Manufactured exports increased 8.9 percent year on year during the first nine months of 2025, reaching 6.4 billion Jordanian dinars ($9 billion), driven by stronger external demand. The expansion aligns with the country’s Economic Modernization Vision, which aims to position the country as a regional hub for high-value industrial exports, the Jordan News Agency, known as Petra, quoted the Jordan Chamber of Industry President Fathi Jaghbir as saying.

Export growth was broad-based, with eight of 10 industrial subsectors posting gains. Food manufacturing, construction materials, packaging, and engineering industries led performance, supported by expanded market access across Europe, Arab countries, and Africa.

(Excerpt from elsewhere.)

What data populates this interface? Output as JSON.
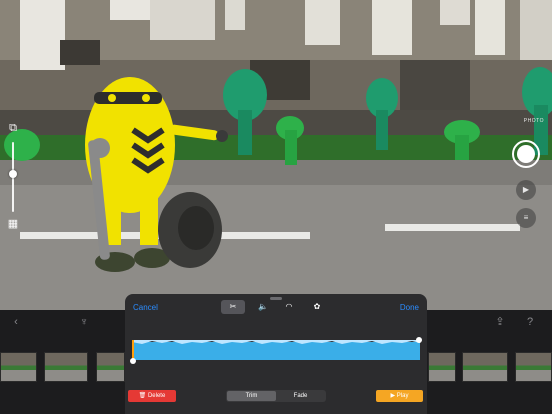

In 2025, Jordanian industrial products reached more than 144 export destinations, including emerging Asian and African markets such as Ethiopia, Djibouti, Thailand, the Philippines, and Pakistan. Arab countries accounted for 42 percent of industrial exports, with Saudi Arabia remaining the largest market at 955 million dinars.

Exports to Syria rose sharply to nearly 174 million dinars, while shipments to Iraq and Lebanon totaled approximately 745 million dinars. Demand from advanced markets also strengthened, with exports to India reaching 859 million dinars and Italy about 141 million dinars.

Industrial output also showed steady improvement. The industrial production index rose 1.47 percent during the first nine months of 2025, led by construction industries at 2.7 percent, packaging at 2.3 percent, and food and livestock-related industries at 1.7 percent.

Employment gains accompanied the sector’s expansion, with more than 6,000 net new manufacturing jobs created during the period, lifting total industrial employment to approximately 270,000 workers. Nearly half of the new jobs were generated in food manufacturing, reflecting export-driven growth.

Jaghbir said industrial exports remain among the economy’s highest value-added activities, noting that every dinar invested generates an estimated 2.17 dinars through employment, logistics, finance, and supply-chain linkages. The sector also plays a critical role in narrowing the trade deficit and supporting macroeconomic stability.

Investment activity accelerated across several subsectors in 2025, including food processing, chemicals, pharmaceuticals, mining, textiles, and leather, as manufacturers expanded capacity and upgraded production lines to meet rising demand.

Jaghbir attributed part of the sector’s momentum to government measures aimed at strengthening competitiveness and improving the business environment. Key steps included freezing reductions in customs duties for selected industries, maintaining exemptions for production inputs, reinstating tariffs on goods with local alternatives, and imposing a 16 percent customs duty on postal parcels to support domestic producers.

Additional incentives in industrial cities and broader structural reforms were also cited as improving the investment climate, reducing operational burdens, and balancing consumer needs with protection of local industries.